- O Globo
“Para encontrar a Justiça é preciso ser-lhe fiel. Ela só se manifesta àqueles que nela creem”. Piero Calamandrei, jurista italiano
Guarde esta data: 11 de outubro de 2017, véspera do dia de Nossa Senhora Aparecida, a padroeira do Brasil. Foi quando o Supremo Tribunal Federal (STF) decidiu que a última palavra em matéria de lei não será mais dele, mas do Congresso no caso de punição de parlamentar acusado por crime comum. Revoguem-se as disposições em contrário, inclusive o Código de Processo Penal. Publique-se de imediato.

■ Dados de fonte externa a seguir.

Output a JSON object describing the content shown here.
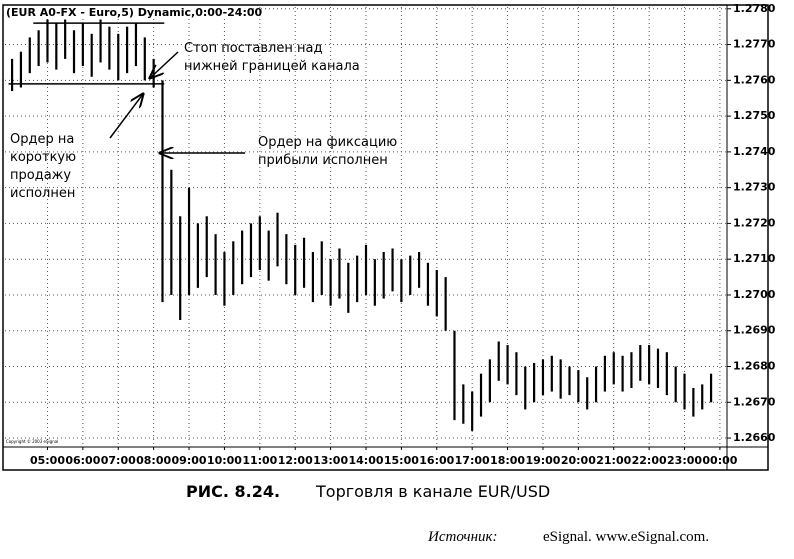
{
  "chart_data": {
    "type": "hilo",
    "title": "(EUR A0-FX - Euro,5) Dynamic,0:00-24:00",
    "copyright": "Copyright © 2003 eSignal",
    "x": [
      4.0,
      4.25,
      4.5,
      4.75,
      5.0,
      5.25,
      5.5,
      5.75,
      6.0,
      6.25,
      6.5,
      6.75,
      7.0,
      7.25,
      7.5,
      7.75,
      8.0,
      8.25,
      8.5,
      8.75,
      9.0,
      9.25,
      9.5,
      9.75,
      10.0,
      10.25,
      10.5,
      10.75,
      11.0,
      11.25,
      11.5,
      11.75,
      12.0,
      12.25,
      12.5,
      12.75,
      13.0,
      13.25,
      13.5,
      13.75,
      14.0,
      14.25,
      14.5,
      14.75,
      15.0,
      15.25,
      15.5,
      15.75,
      16.0,
      16.25,
      16.5,
      16.75,
      17.0,
      17.25,
      17.5,
      17.75,
      18.0,
      18.25,
      18.5,
      18.75,
      19.0,
      19.25,
      19.5,
      19.75,
      20.0,
      20.25,
      20.5,
      20.75,
      21.0,
      21.25,
      21.5,
      21.75,
      22.0,
      22.25,
      22.5,
      22.75,
      23.0,
      23.25,
      23.5,
      23.75
    ],
    "low": [
      1.2757,
      1.2758,
      1.2762,
      1.2764,
      1.2765,
      1.2763,
      1.2766,
      1.2762,
      1.2764,
      1.2761,
      1.2765,
      1.2763,
      1.276,
      1.2762,
      1.2764,
      1.276,
      1.2758,
      1.2698,
      1.27,
      1.2693,
      1.27,
      1.2702,
      1.2705,
      1.27,
      1.2697,
      1.27,
      1.2703,
      1.2705,
      1.2707,
      1.2704,
      1.2708,
      1.2703,
      1.27,
      1.2702,
      1.2698,
      1.27,
      1.2697,
      1.2699,
      1.2695,
      1.2698,
      1.27,
      1.2697,
      1.2699,
      1.2701,
      1.2698,
      1.27,
      1.2702,
      1.2697,
      1.2694,
      1.269,
      1.2665,
      1.2664,
      1.2662,
      1.2666,
      1.267,
      1.2676,
      1.2675,
      1.2672,
      1.2668,
      1.267,
      1.2672,
      1.2673,
      1.2671,
      1.2672,
      1.267,
      1.2668,
      1.267,
      1.2673,
      1.2675,
      1.2673,
      1.2674,
      1.2676,
      1.2675,
      1.2674,
      1.2672,
      1.267,
      1.2668,
      1.2666,
      1.2668,
      1.267
    ],
    "high": [
      1.2766,
      1.2768,
      1.2772,
      1.2774,
      1.2777,
      1.2776,
      1.2777,
      1.2774,
      1.2776,
      1.2773,
      1.2777,
      1.2775,
      1.2773,
      1.2775,
      1.2776,
      1.2772,
      1.2766,
      1.276,
      1.2735,
      1.2722,
      1.273,
      1.272,
      1.2722,
      1.2717,
      1.2712,
      1.2715,
      1.2718,
      1.272,
      1.2722,
      1.2718,
      1.2723,
      1.2717,
      1.2714,
      1.2716,
      1.2712,
      1.2715,
      1.271,
      1.2713,
      1.2709,
      1.2711,
      1.2714,
      1.271,
      1.2712,
      1.2713,
      1.271,
      1.2711,
      1.2712,
      1.2709,
      1.2707,
      1.2705,
      1.269,
      1.2675,
      1.2673,
      1.2678,
      1.2682,
      1.2687,
      1.2686,
      1.2684,
      1.268,
      1.2681,
      1.2682,
      1.2683,
      1.2682,
      1.268,
      1.2679,
      1.2677,
      1.268,
      1.2683,
      1.2684,
      1.2683,
      1.2684,
      1.2686,
      1.2686,
      1.2685,
      1.2684,
      1.268,
      1.2678,
      1.2674,
      1.2675,
      1.2678
    ],
    "color": "#000000",
    "channel": {
      "upper": 1.2776,
      "lower": 1.2759,
      "upper_x": [
        4.6,
        8.3
      ],
      "lower_x": [
        3.9,
        8.3
      ]
    },
    "xlim": [
      3.8,
      24.2
    ],
    "ylim": [
      1.26575,
      1.27805
    ],
    "xticks": [
      {
        "value": 5,
        "label": "05:00"
      },
      {
        "value": 6,
        "label": "06:00"
      },
      {
        "value": 7,
        "label": "07:00"
      },
      {
        "value": 8,
        "label": "08:00"
      },
      {
        "value": 9,
        "label": "09:00"
      },
      {
        "value": 10,
        "label": "10:00"
      },
      {
        "value": 11,
        "label": "11:00"
      },
      {
        "value": 12,
        "label": "12:00"
      },
      {
        "value": 13,
        "label": "13:00"
      },
      {
        "value": 14,
        "label": "14:00"
      },
      {
        "value": 15,
        "label": "15:00"
      },
      {
        "value": 16,
        "label": "16:00"
      },
      {
        "value": 17,
        "label": "17:00"
      },
      {
        "value": 18,
        "label": "18:00"
      },
      {
        "value": 19,
        "label": "19:00"
      },
      {
        "value": 20,
        "label": "20:00"
      },
      {
        "value": 21,
        "label": "21:00"
      },
      {
        "value": 22,
        "label": "22:00"
      },
      {
        "value": 23,
        "label": "23:00"
      },
      {
        "value": 24,
        "label": "00:00"
      }
    ],
    "yticks": [
      {
        "value": 1.278,
        "label": "1.2780"
      },
      {
        "value": 1.277,
        "label": "1.2770"
      },
      {
        "value": 1.276,
        "label": "1.2760"
      },
      {
        "value": 1.275,
        "label": "1.2750"
      },
      {
        "value": 1.274,
        "label": "1.2740"
      },
      {
        "value": 1.273,
        "label": "1.2730"
      },
      {
        "value": 1.272,
        "label": "1.2720"
      },
      {
        "value": 1.271,
        "label": "1.2710"
      },
      {
        "value": 1.27,
        "label": "1.2700"
      },
      {
        "value": 1.269,
        "label": "1.2690"
      },
      {
        "value": 1.268,
        "label": "1.2680"
      },
      {
        "value": 1.267,
        "label": "1.2670"
      },
      {
        "value": 1.266,
        "label": "1.2660"
      }
    ],
    "grid": true,
    "annotations": [
      {
        "lines": [
          "Стоп поставлен над",
          "нижней границей канала"
        ]
      },
      {
        "lines": [
          "Ордер на",
          "короткую",
          "продажу",
          "исполнен"
        ]
      },
      {
        "lines": [
          "Ордер на фиксацию",
          "прибыли исполнен"
        ]
      }
    ],
    "caption": {
      "number": "РИС. 8.24.",
      "text": "Торговля в канале EUR/USD"
    },
    "source": {
      "label": "Источник:",
      "text": "eSignal. www.eSignal.com."
    }
  }
}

SESSÃO MEMORÁVEL, CONCLUÍDA DEPOIS de 13 horas de discussões com o voto de desempate da ministra Cármen Lúcia, presidente do tribunal. Sim, a que já havia dito que “a população clama por Justiça e é contra a impunidade”. Ou que a ”ética não é uma escolha, mas a única forma de se viver sem o caos”. Ou ainda que “sem o Poder Judiciário forte, livre e imparcial não teremos uma democracia”.
CÁRMEN, A BOA DE FRASES, GAGUEJOU ANTES de deixar claro de que lado ficaria. Talvez não contasse com a contundência do voto do ministro que a antecedeu, Celso de Mello. As decisões do STF, segundo ele, “não estão sujeitas a revisão, nem dependem para sua eficácia de ratificação ou ulterior confirmação por qualquer das casas do Congresso, pois não assiste ao Parlamento a condição de instância arbitral de revisões da Corte”.
É FATO QUE O TRIBUNAL SEGUIRÁ aplicando a parlamentares as medidas cautelares previstas no Código de Processo Penal. Mas uma vez que as aplique, caberá ao Congresso confirmá-las ou suspendê-las. Ou às assembleias. Ou às câmaras municipais. Era o que desejavam os interessados em salvar Aécio Neves (PSDB-MG), e em se salvarem também. Por tibieza, jais sabedoria, o STF rendeu-se às pressões de um Congresso repleto de criminosos.
DIZ-SE QUE A SUBMISSÃO foi para evitar o perigo de o país ser engolfado por uma crise institucional, o que ocorreria se o Senado descumprisse a ordem de punir Aécio, afastado do mandato e confinado à noite em casa por embolsar propina. A ameaça de crise era blefe. Uma semana antes, o Senado indicara por 50 votos contra 21 que não ousaria confrontar o STF.
COMO NÃO CONFRONTOU QUANDO O SENADOR Delcídio Amaral (PT-MTS) foi preso, acusado de oferecer proteção a um delator para que não delatasse. Como não confrontou da vez passada em que Aécio foi afastado do mandato e posto em prisão domiciliar. A Câmara engoliu a seco a interdição judicial do deputado Eduardo Cunha (PMDB-RJ). Depois cassou-lhe o mandato.
BOA DE FRASES, CÁRMEN TAMBÉM é boa de intenções, embora careça de experiência para lidar com políticos espertos, de influência sobre colegas determinados a fazer prevalecer seus pontos de vista, e de coragem para afirmar-se em momentos difíceis. Deixou-se impressionar pela reação de gente do tipo Renan Calheiros (PMDB-AL) e Romero Jucá (PMDB-RR). Resultado: perdeu, ministra! E também a democracia.
ESSA GENTE CORRE O RISCO DE ser derrotada na sessão de amanhã do Senado, destinada a selar a sorte de Aécio. Quer o voto secreto para escapar à execração pública no caso de uma decisão favorável a ele. Em 2015, foi Aécio que entrou com ação no STF para barrar a adoção do voto secreto na sessão que referendou o afastamento e a prisão de Delcídio. O voto foi aberto.
O STF PERDEU A QUEDA DE braço com o Congresso, mas nem por isso merece ser esculachado. Se antes o Senado não puniu Aécio como deveria, poderá fazê-lo agora, quando nada para tentar salvar a própria face, e a de uma Justiça que preferiu se pôr de joelhos. Triste país!